UK - Court of Appeal, 22 March 2011, DS (Afghanistan) v Secretary of State for the Home Department [2011] EWCA Civ 305

Printer-friendly versionPrinter-friendly versionPDF version of SummaryPDF version of Summary
Headnote: 

The Court of Appeal concluded that the Tribunal must make a best interest of the child determination in considering an asylum appeal made by an unaccompanied minor. Further, that although the Secretary of State has a duty to trace the applicant’s family under the Reception Conditions Directive, this duty exists independently of the obligation to appropriately consider an asylum claim. Therefore the Secretary of State’s failure to act on the basis of the duty is not a ground on which an asylum appeal could be allowed.  

Facts: 

The applicant was an Afghan national who had come to the United Kingdom and claimed asylum, aged 15. His father was dead and his mother and uncle lived in Taghab in Afghanistan. His claims for asylum and humanitarian protection were refused. He was, however, granted discretionary leave until he was 17 1/2 years old, in accordance with the Secretary of State’s policy. The policy provided that a grant should be made where there were no safe and adequate reception conditions in place in the country of return.  He appealed on the grounds that he was a refugee, fearing persecution on account of his membership of a particular social group and that he was entitled to subsidiary protection.

The Tribunal had dismissed his appeal on the basis that the applicant had not given the details of his mother to the Red Cross tracing service which the applicant had approached and, therefore, it was not prepared to accept that the applicant’s uncle had disappeared.    

Decision & Reasoning: 

Lord Justice Lloyd and Lord Justice Rimer gave the majority judgments.  They held that in order to succeed in his asylum appeal the applicant had to demonstrate that he was, in effect, an orphan from Afghanistan.  The Tribunal had failed to consider section 55 of the Borders, Citizenship and Immigration Act 2009 and the consequent duty to have regard to the need to safeguard and promote the welfare of children who are in the United Kingdom in the exercise of the function of the Secretary of State in respect of immigration, nationality or asylum.  Although the Secretary of State was not under this duty when the decision in the application was made, because the relevant legislation was not in force, the Tribunal should have taken the duty into account as a result of the nature of its decision making capacity. The majority allowed the appeal on the basis that the Tribunal had failed to undertake a “best interests” determination in the child’s case.

However, the majority did not uphold a further ground of appeal put forward by the applicant which alleged that the Secretary of State was under an obligation to endeavour to trace the members of the child’s family as a result of the Regulations that transposed Art 19 of the Reception Directive.  The applicant argued that the Secretary of State’s failure to take any steps to trace his parents and to draw this obligation to the Tribunal’s attention was an error of law in respect of the consideration of his claim for international protection.  The majority held that this duty to attempt to trace existed separately to the duty to appropriately consider the asylum application.  The asylum application should be determined on the merits, regardless of whether any action had been taken by the Secretary of State to trace the applicant.  If the Secretary of State had taken steps in accordance with the duty, this may have produced evidence of relevance to the asylum application.  However, the failure to undertake any steps is not, by itself, relevant to the determination of an unaccompanied child’s asylum application.

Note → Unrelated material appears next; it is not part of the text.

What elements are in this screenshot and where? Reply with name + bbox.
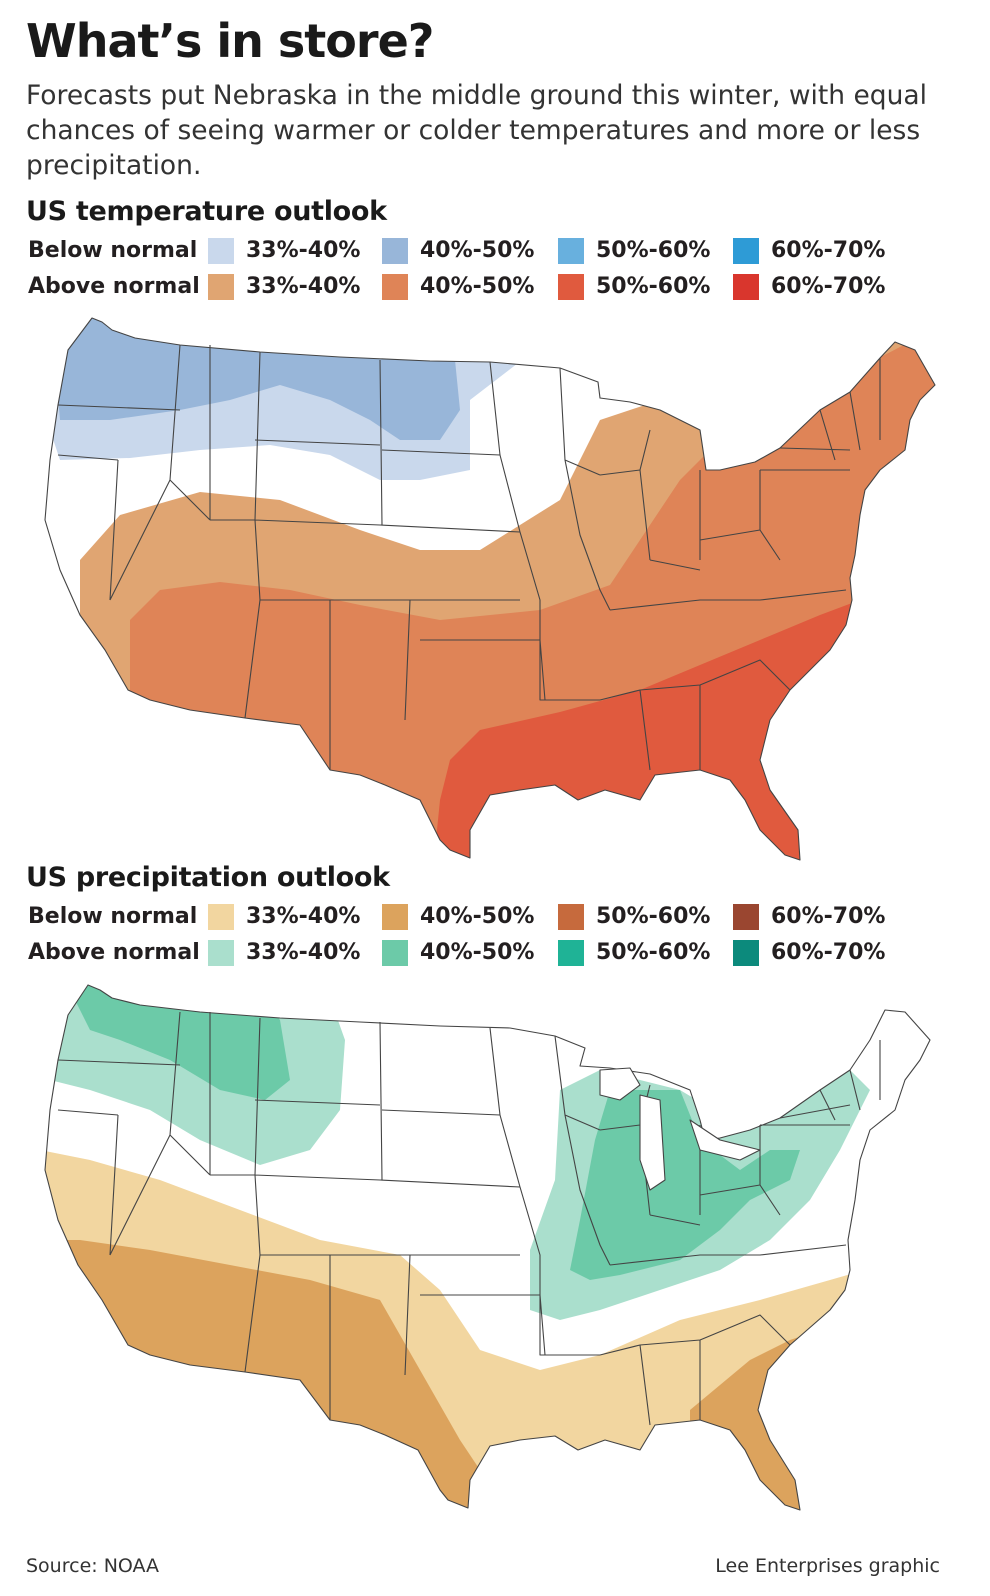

Lord Justice Pill, in a minority judgment, upheld the appeal on different grounds. He emphasised that, for the purposes of the appeal, the Secretary of State accepted that, having regard to the risks for minors in Afghanistan, the applicant should be treated as if he were an orphan.  Consequently, in the absence of adequate reception facilities available in Afghanistan, he would risk exploitation and ill treatment. He held that the relevant paragraph in the Regulations that transposed Art 19 of the Reception Directive “...imposes a plain duty on the Secretary of State to endeavour to trace the members of the minor’s family as soon as possible after the minor makes his claim for asylum.”  He rejected the submission that because the Regulations deal with the reception of asylum seekers that the Secretary of State can ignore the duty in the assessment of the asylum application of unaccompanied children.  He further found that the failure of the applicant to fully cooperate with Red Cross tracing service was not an excuse for the Secretary of State to do nothing in respect of tracing, stating that “the duty cannot be ignored”.  The appeal should also be allowed on the basis of the failure of the Secretary of State to act on the basis of the duty to trace.

In addition, the Court of Appeal made obiter dicta comment on LQ (Afghanistan) (seperately summarised).  Lord Justice Lloyd held that the decision “[l]eaves a degree of uncertainty as to the definition of the particular social group.  Does membership cease on the day of the person’s eighteenth birthday?  It is not easy to see that risks of the relevant kind to a person who is a child would continue until the eve of that birthday, and cease at once the next day.  However, for present purposes it is sufficient that a particular social group is recognised consisting of Afghan citizens who are under 18 years old and who are orphans, whether strictly speaking or in practical terms”.

Outcome: 

The appeal was allowed and remitted to the Tribunal for further consideration.